Cuando nuestro sentimiento de compasión sea auténtico, no solo nos será imposible sentir pena o lástima hacia la persona que vive una situación difícil, sino que al mirarla nos sentiremos llenos de gratitud y admiración hacia ella. ¿Gratitud y admiración hacia una persona que experimenta dificultades? Sí, gratitud porque entonces ya comenzamos a comprender que lo que esa persona experimenta no es solo para su aprendizaje individual, para equilibrar su karma o para cualquier otro objetivo suyo particular. Esa persona experimenta y aprende para todo el colectivo humano. Y admiración porque sentiremos que nos encontramos ante un alma valiente capaz de asumir retos que tal vez otros no estemos preparados para afrontar.

La compasión es un matiz de la energía amor y lleva implícita en ella gratitud, admiración, ternura, reconocimiento, etc., justamente todo lo opuesto a la pena y a la lástima.

¿Podemos hacer algo para despertar en nosotros la compasión? Sí, y el primer paso es dejar de juzgar y de clasificar a las personas. En nuestra vida diaria a menudo otorgamos un mayor valor a unas personas que a otras. Lo hacemos en base a esquemas de pensamiento o a costumbres sociales sobre las que nunca nos hemos detenido a reflexionar si resuenan en nuestro corazón. Así creamos rangos o jerarquías de personas de mayor y de menor valor. Colocamos en primer lugar a los ricos, a los que tienen poder, a los que ejercen una profesión de prestigio, a los que han alcanzado fama, etc. Ponemos al final de esa escala a los que son pobres, a los que desempeñan determinados trabajos, etc. También creamos listas de valor según la raza a la que pertenece la persona, su país de origen, su aspecto físico… Nos manejamos con innumerables registros de valoración, ninguno de las cuales, ni siquiera uno solo, tiene fundamento o razón de ser.

Recordemos: todas las personas tenemos idéntico e infinito valor. Cada persona es única, de manera que si una sola faltase, la Creación estaría incompleta; más aún, no podría existir. ¿Te parece exagerado esto que digo?… Pregúntale a tu corazón, él sabe.
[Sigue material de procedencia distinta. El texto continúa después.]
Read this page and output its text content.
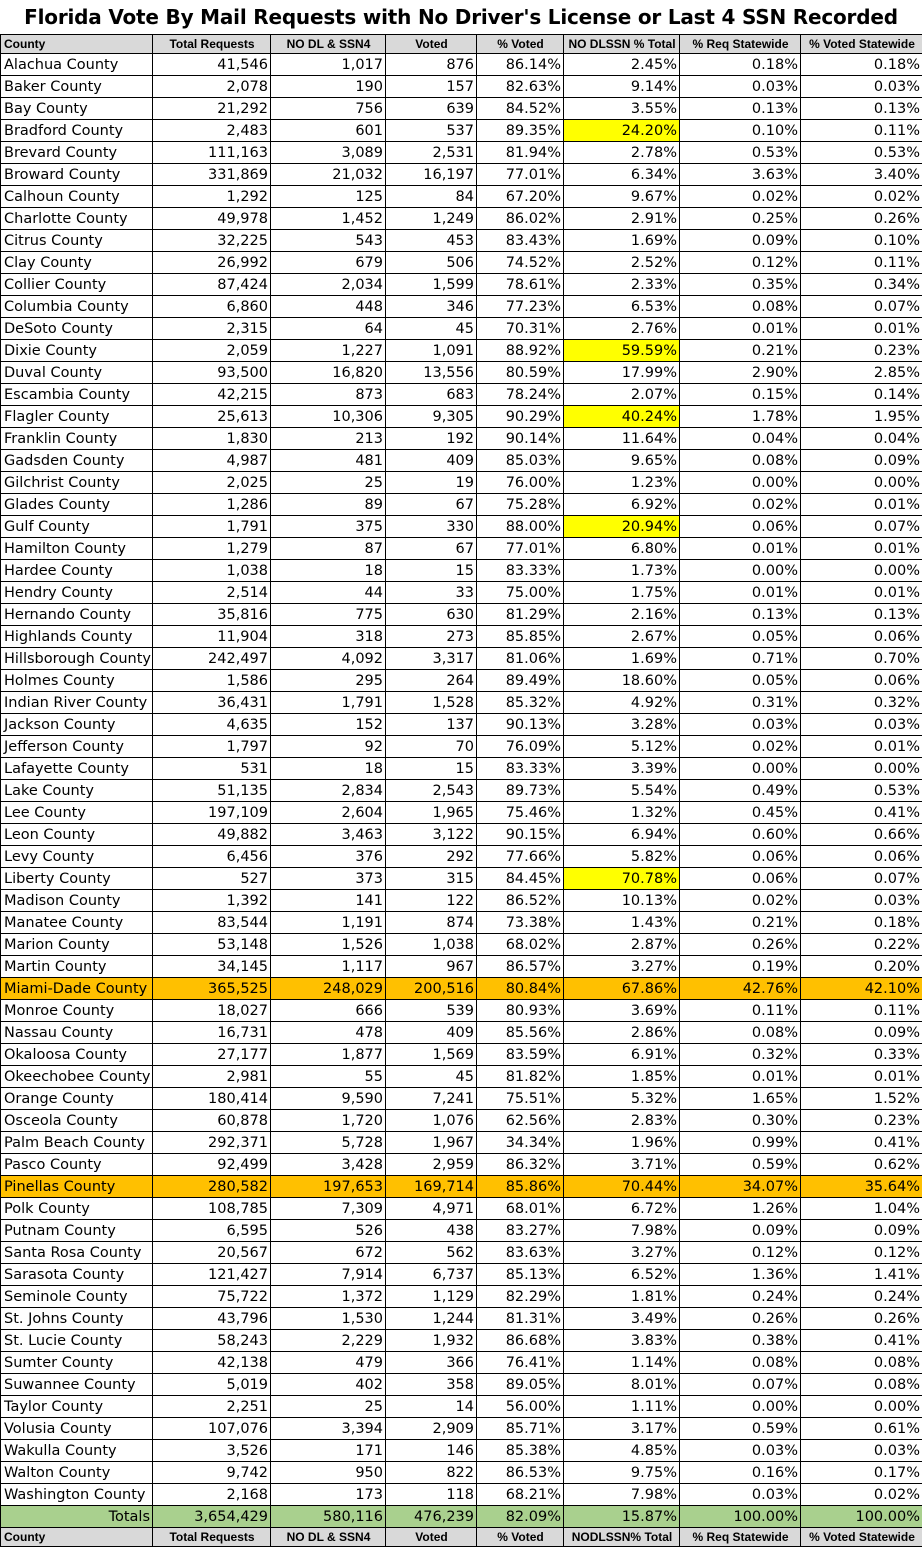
Florida Vote By Mail Requests with No Driver's License or Last 4 SSN Recorded
County	Total Requests	NO DL & SSN4	Voted	% Voted	NO DLSSN % Total	% Req Statewide	% Voted Statewide
Alachua County	41,546	1,017	876	86.14%	2.45%	0.18%	0.18%
Baker County	2,078	190	157	82.63%	9.14%	0.03%	0.03%
Bay County	21,292	756	639	84.52%	3.55%	0.13%	0.13%
Bradford County	2,483	601	537	89.35%	24.20%	0.10%	0.11%
Brevard County	111,163	3,089	2,531	81.94%	2.78%	0.53%	0.53%
Broward County	331,869	21,032	16,197	77.01%	6.34%	3.63%	3.40%
Calhoun County	1,292	125	84	67.20%	9.67%	0.02%	0.02%
Charlotte County	49,978	1,452	1,249	86.02%	2.91%	0.25%	0.26%
Citrus County	32,225	543	453	83.43%	1.69%	0.09%	0.10%
Clay County	26,992	679	506	74.52%	2.52%	0.12%	0.11%
Collier County	87,424	2,034	1,599	78.61%	2.33%	0.35%	0.34%
Columbia County	6,860	448	346	77.23%	6.53%	0.08%	0.07%
DeSoto County	2,315	64	45	70.31%	2.76%	0.01%	0.01%
Dixie County	2,059	1,227	1,091	88.92%	59.59%	0.21%	0.23%
Duval County	93,500	16,820	13,556	80.59%	17.99%	2.90%	2.85%
Escambia County	42,215	873	683	78.24%	2.07%	0.15%	0.14%
Flagler County	25,613	10,306	9,305	90.29%	40.24%	1.78%	1.95%
Franklin County	1,830	213	192	90.14%	11.64%	0.04%	0.04%
Gadsden County	4,987	481	409	85.03%	9.65%	0.08%	0.09%
Gilchrist County	2,025	25	19	76.00%	1.23%	0.00%	0.00%
Glades County	1,286	89	67	75.28%	6.92%	0.02%	0.01%
Gulf County	1,791	375	330	88.00%	20.94%	0.06%	0.07%
Hamilton County	1,279	87	67	77.01%	6.80%	0.01%	0.01%
Hardee County	1,038	18	15	83.33%	1.73%	0.00%	0.00%
Hendry County	2,514	44	33	75.00%	1.75%	0.01%	0.01%
Hernando County	35,816	775	630	81.29%	2.16%	0.13%	0.13%
Highlands County	11,904	318	273	85.85%	2.67%	0.05%	0.06%
Hillsborough County	242,497	4,092	3,317	81.06%	1.69%	0.71%	0.70%
Holmes County	1,586	295	264	89.49%	18.60%	0.05%	0.06%
Indian River County	36,431	1,791	1,528	85.32%	4.92%	0.31%	0.32%
Jackson County	4,635	152	137	90.13%	3.28%	0.03%	0.03%
Jefferson County	1,797	92	70	76.09%	5.12%	0.02%	0.01%
Lafayette County	531	18	15	83.33%	3.39%	0.00%	0.00%
Lake County	51,135	2,834	2,543	89.73%	5.54%	0.49%	0.53%
Lee County	197,109	2,604	1,965	75.46%	1.32%	0.45%	0.41%
Leon County	49,882	3,463	3,122	90.15%	6.94%	0.60%	0.66%
Levy County	6,456	376	292	77.66%	5.82%	0.06%	0.06%
Liberty County	527	373	315	84.45%	70.78%	0.06%	0.07%
Madison County	1,392	141	122	86.52%	10.13%	0.02%	0.03%
Manatee County	83,544	1,191	874	73.38%	1.43%	0.21%	0.18%
Marion County	53,148	1,526	1,038	68.02%	2.87%	0.26%	0.22%
Martin County	34,145	1,117	967	86.57%	3.27%	0.19%	0.20%
Miami-Dade County	365,525	248,029	200,516	80.84%	67.86%	42.76%	42.10%
Monroe County	18,027	666	539	80.93%	3.69%	0.11%	0.11%
Nassau County	16,731	478	409	85.56%	2.86%	0.08%	0.09%
Okaloosa County	27,177	1,877	1,569	83.59%	6.91%	0.32%	0.33%
Okeechobee County	2,981	55	45	81.82%	1.85%	0.01%	0.01%
Orange County	180,414	9,590	7,241	75.51%	5.32%	1.65%	1.52%
Osceola County	60,878	1,720	1,076	62.56%	2.83%	0.30%	0.23%
Palm Beach County	292,371	5,728	1,967	34.34%	1.96%	0.99%	0.41%
Pasco County	92,499	3,428	2,959	86.32%	3.71%	0.59%	0.62%
Pinellas County	280,582	197,653	169,714	85.86%	70.44%	34.07%	35.64%
Polk County	108,785	7,309	4,971	68.01%	6.72%	1.26%	1.04%
Putnam County	6,595	526	438	83.27%	7.98%	0.09%	0.09%
Santa Rosa County	20,567	672	562	83.63%	3.27%	0.12%	0.12%
Sarasota County	121,427	7,914	6,737	85.13%	6.52%	1.36%	1.41%
Seminole County	75,722	1,372	1,129	82.29%	1.81%	0.24%	0.24%
St. Johns County	43,796	1,530	1,244	81.31%	3.49%	0.26%	0.26%
St. Lucie County	58,243	2,229	1,932	86.68%	3.83%	0.38%	0.41%
Sumter County	42,138	479	366	76.41%	1.14%	0.08%	0.08%
Suwannee County	5,019	402	358	89.05%	8.01%	0.07%	0.08%
Taylor County	2,251	25	14	56.00%	1.11%	0.00%	0.00%
Volusia County	107,076	3,394	2,909	85.71%	3.17%	0.59%	0.61%
Wakulla County	3,526	171	146	85.38%	4.85%	0.03%	0.03%
Walton County	9,742	950	822	86.53%	9.75%	0.16%	0.17%
Washington County	2,168	173	118	68.21%	7.98%	0.03%	0.02%
Totals	3,654,429	580,116	476,239	82.09%	15.87%	100.00%	100.00%
County	Total Requests	NO DL & SSN4	Voted	% Voted	NODLSSN% Total	% Req Statewide	% Voted Statewide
Él te dirá si esta afirmación es cierta o no.

Veamos a todas las personas como especiales, llenas de hermosas cualidades, no importa que todavía no las hayamos desarrollado. Aprendamos a no juzgar, a no valorar, a no separar. Este cambio en nuestro modo de pensar y sentir será fruto de un proceso, no de un logro instantáneo, seamos entonces pacientes con los demás y con nosotros mismos. Comencemos a mirar a los otros de un modo nuevo, sin prejuicios, maravillándonos de su singularidad, de todo aquello que dicen, hacen o sienten y que es tan distinto de lo nuestro. ¡Cómo se enriquece nuestra vida justamente porque son diferentes a nosotros!

Si lo creemos de utilidad podemos aprovechar momentos de interiorización y preguntarnos en nuestro corazón quién tiene más valor como persona:

     ¿El alcalde del Ayuntamiento de una gran ciudad, o un barrendero de ese mismo Ayuntamiento?…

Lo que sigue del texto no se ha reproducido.